On the twenty-fourth of June, 1903, the Drainage Commissioners notified the railway company in writing that a bridge was necessary at the point where the company's right of way would be crossed or intersected by the proposed ditch; that it was necessary to enlarge the opening under the present bridge; that the proposed improvement was to be the waterway of a combined system of drainage established in the vicinity under the charge and direction of the Drainage Commissioners of the district; that the main ditch of the drainage, where it will intersect the company's right of way, must be of the width of twenty-three feet and of the depth of nine and one-half feet, the bridge constructed to be of the width of twenty-three feet

Page 200 U. S. 567

in the clear at the surface or level of land, and to permit at least sixteen feet in the clear at the bottom of the ditch.

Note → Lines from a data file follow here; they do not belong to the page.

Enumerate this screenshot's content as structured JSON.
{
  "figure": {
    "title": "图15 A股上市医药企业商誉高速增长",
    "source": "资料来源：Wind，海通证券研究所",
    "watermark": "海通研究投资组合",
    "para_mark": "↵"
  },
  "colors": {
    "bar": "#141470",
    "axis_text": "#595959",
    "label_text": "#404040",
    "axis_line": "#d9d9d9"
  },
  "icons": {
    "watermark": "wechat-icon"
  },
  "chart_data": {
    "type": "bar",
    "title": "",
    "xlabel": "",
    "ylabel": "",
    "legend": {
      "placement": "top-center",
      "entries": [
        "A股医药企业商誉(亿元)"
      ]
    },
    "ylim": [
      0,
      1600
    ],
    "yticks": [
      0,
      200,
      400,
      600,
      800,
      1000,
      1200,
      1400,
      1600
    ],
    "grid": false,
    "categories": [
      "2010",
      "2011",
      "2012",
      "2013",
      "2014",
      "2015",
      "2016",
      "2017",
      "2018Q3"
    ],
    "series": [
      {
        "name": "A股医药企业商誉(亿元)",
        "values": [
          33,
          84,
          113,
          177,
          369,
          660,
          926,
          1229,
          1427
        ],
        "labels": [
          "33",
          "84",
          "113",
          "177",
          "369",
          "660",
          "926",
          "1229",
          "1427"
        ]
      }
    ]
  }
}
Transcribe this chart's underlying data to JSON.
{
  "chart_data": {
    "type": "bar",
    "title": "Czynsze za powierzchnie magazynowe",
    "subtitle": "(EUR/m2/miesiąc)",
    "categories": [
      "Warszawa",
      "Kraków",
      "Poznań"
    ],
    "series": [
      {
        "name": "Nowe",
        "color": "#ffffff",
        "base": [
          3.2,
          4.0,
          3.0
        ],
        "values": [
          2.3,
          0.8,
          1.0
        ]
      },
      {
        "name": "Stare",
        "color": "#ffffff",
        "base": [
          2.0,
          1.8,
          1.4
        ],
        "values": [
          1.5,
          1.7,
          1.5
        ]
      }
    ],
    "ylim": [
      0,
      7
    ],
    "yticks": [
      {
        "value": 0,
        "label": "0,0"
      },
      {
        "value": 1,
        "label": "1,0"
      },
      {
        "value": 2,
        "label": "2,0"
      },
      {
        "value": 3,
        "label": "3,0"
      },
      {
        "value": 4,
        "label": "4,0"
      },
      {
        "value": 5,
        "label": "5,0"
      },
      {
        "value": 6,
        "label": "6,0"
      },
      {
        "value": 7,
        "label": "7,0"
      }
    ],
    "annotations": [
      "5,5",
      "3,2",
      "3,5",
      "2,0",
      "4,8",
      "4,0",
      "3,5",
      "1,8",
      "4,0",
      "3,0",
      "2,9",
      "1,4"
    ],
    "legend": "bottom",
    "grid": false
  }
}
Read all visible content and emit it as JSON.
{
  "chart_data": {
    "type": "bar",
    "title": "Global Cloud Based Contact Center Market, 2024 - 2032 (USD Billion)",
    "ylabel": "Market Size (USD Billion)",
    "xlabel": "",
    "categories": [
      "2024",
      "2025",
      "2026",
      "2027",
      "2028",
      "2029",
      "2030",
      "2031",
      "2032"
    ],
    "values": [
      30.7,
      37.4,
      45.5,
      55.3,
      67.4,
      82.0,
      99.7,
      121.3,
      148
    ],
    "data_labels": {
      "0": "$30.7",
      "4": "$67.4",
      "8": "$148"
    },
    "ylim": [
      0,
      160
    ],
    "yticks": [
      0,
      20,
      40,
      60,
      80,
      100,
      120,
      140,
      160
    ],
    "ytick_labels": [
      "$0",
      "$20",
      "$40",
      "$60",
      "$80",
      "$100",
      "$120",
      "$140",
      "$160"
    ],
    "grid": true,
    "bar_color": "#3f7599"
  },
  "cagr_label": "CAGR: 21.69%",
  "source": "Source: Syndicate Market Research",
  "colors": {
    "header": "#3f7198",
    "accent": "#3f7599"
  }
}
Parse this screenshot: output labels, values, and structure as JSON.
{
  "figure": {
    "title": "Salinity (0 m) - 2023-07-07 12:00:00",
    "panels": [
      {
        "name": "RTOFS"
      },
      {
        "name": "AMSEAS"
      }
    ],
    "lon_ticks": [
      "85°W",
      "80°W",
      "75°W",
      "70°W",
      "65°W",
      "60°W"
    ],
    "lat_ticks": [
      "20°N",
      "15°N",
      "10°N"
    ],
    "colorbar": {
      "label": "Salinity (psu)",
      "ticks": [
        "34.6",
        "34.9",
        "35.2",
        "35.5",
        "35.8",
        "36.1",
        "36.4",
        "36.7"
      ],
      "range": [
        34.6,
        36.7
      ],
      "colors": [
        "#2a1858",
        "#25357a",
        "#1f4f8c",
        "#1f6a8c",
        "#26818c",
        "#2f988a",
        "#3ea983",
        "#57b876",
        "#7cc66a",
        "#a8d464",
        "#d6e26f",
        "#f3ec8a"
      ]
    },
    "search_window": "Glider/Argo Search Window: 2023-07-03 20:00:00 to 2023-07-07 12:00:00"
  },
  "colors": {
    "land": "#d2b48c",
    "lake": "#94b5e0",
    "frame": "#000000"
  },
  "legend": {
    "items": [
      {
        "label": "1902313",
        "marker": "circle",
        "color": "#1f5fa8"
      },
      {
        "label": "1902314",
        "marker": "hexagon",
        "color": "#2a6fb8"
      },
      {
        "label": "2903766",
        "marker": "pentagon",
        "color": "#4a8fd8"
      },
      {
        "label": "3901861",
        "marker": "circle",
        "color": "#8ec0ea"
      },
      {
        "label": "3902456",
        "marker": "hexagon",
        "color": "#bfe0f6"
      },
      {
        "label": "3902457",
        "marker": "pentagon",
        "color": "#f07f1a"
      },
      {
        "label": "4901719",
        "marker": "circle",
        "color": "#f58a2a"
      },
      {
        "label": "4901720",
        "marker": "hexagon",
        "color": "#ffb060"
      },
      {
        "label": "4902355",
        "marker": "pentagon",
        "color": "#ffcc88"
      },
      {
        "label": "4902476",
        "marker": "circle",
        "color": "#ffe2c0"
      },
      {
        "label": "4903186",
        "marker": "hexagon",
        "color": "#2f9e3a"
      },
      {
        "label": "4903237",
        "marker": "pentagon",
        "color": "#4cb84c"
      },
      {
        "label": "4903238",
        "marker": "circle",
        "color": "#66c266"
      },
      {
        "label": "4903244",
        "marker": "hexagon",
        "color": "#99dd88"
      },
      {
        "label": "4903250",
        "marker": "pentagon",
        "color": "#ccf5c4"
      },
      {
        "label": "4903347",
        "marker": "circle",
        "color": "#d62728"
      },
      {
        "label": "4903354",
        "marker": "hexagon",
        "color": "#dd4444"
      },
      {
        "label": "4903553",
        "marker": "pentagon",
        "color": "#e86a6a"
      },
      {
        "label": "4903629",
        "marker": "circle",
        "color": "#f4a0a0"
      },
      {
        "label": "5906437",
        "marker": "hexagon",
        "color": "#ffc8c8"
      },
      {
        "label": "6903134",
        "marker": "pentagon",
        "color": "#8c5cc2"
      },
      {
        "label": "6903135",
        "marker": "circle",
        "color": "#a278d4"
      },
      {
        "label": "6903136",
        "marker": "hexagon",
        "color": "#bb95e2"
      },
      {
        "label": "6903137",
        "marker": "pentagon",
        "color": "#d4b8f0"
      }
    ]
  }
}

The notice stated that the company was required, in pursuance of the statute in such case made and provided, to build and construct such bridge within thirty days from the date of the notice, in default whereof the commissioners would construct the same at the cost and expense of the company.

The company disregarded the notice and failed to build and construct the required bridge or culvert at the point of intersection with the creek, in accordance with the dimensions specified in the notice, and so as to permit such enlargement of the channel under the bridge as would be sufficient for the natural flow of water in the proposed ditch or drain.

The petition averred that a majority of the lands of the drainage district were swamp or slough lands, and in their present condition were not subject to cultivation, but by means of the proposed deepening and enlarging of Rob Roy Creek, and as a result of the removal of the timbers and stones in the creek and the enlargement and deepening of the creek, all the lands in the drainage district would be "greatly improved, and made good, tillable land, subject to cultivation;" that the proposed location of the ditch or drain along the creek was the best route or means for drainage of the district, constituting the only natural watercourse of the drainage district, and affording the only natural outlet or way of drainage of the lands to make them tillable; that, if said improvement and enlargement of the ditch was made and the timbers and stones removed from the creek at the point of crossing, all of the lands of the district would be made good, tillable lands for general farming purposes, and that the proposed construction of a ditch or drain along Rob Roy Creek, when completed in accordance with said plans, would

"not divert or carry waters which by nature of force of gravity would flow or drain into any other natural watercourse in said drainage district or the vicinity thereof."

The commissioners allege in their petition that the neglect,

Page 200 U. S. 568

failure, and refusal of the railway company to remove the timbers and stones it had placed in the creek, and to construct and enlarge the opening under its bridge or culvert, had prevented them from completing the construction of the ditch or drain in accordance with the plans adopted by them; that it was necessary for the use and protection of the proposed drainage work that the opening underneath the bridge or culvert be constructed and enlarged in the manner indicated in order that the lands in the district might be drained in accordance with said plans; which plans "are reasonable for the suitable and proper drainage of said district."

The relief asked was a writ of mandamus commanding the railway company to forthwith enlarge, deepen, and widen the waterway over and across the company's right of way across Rob Roy Creek.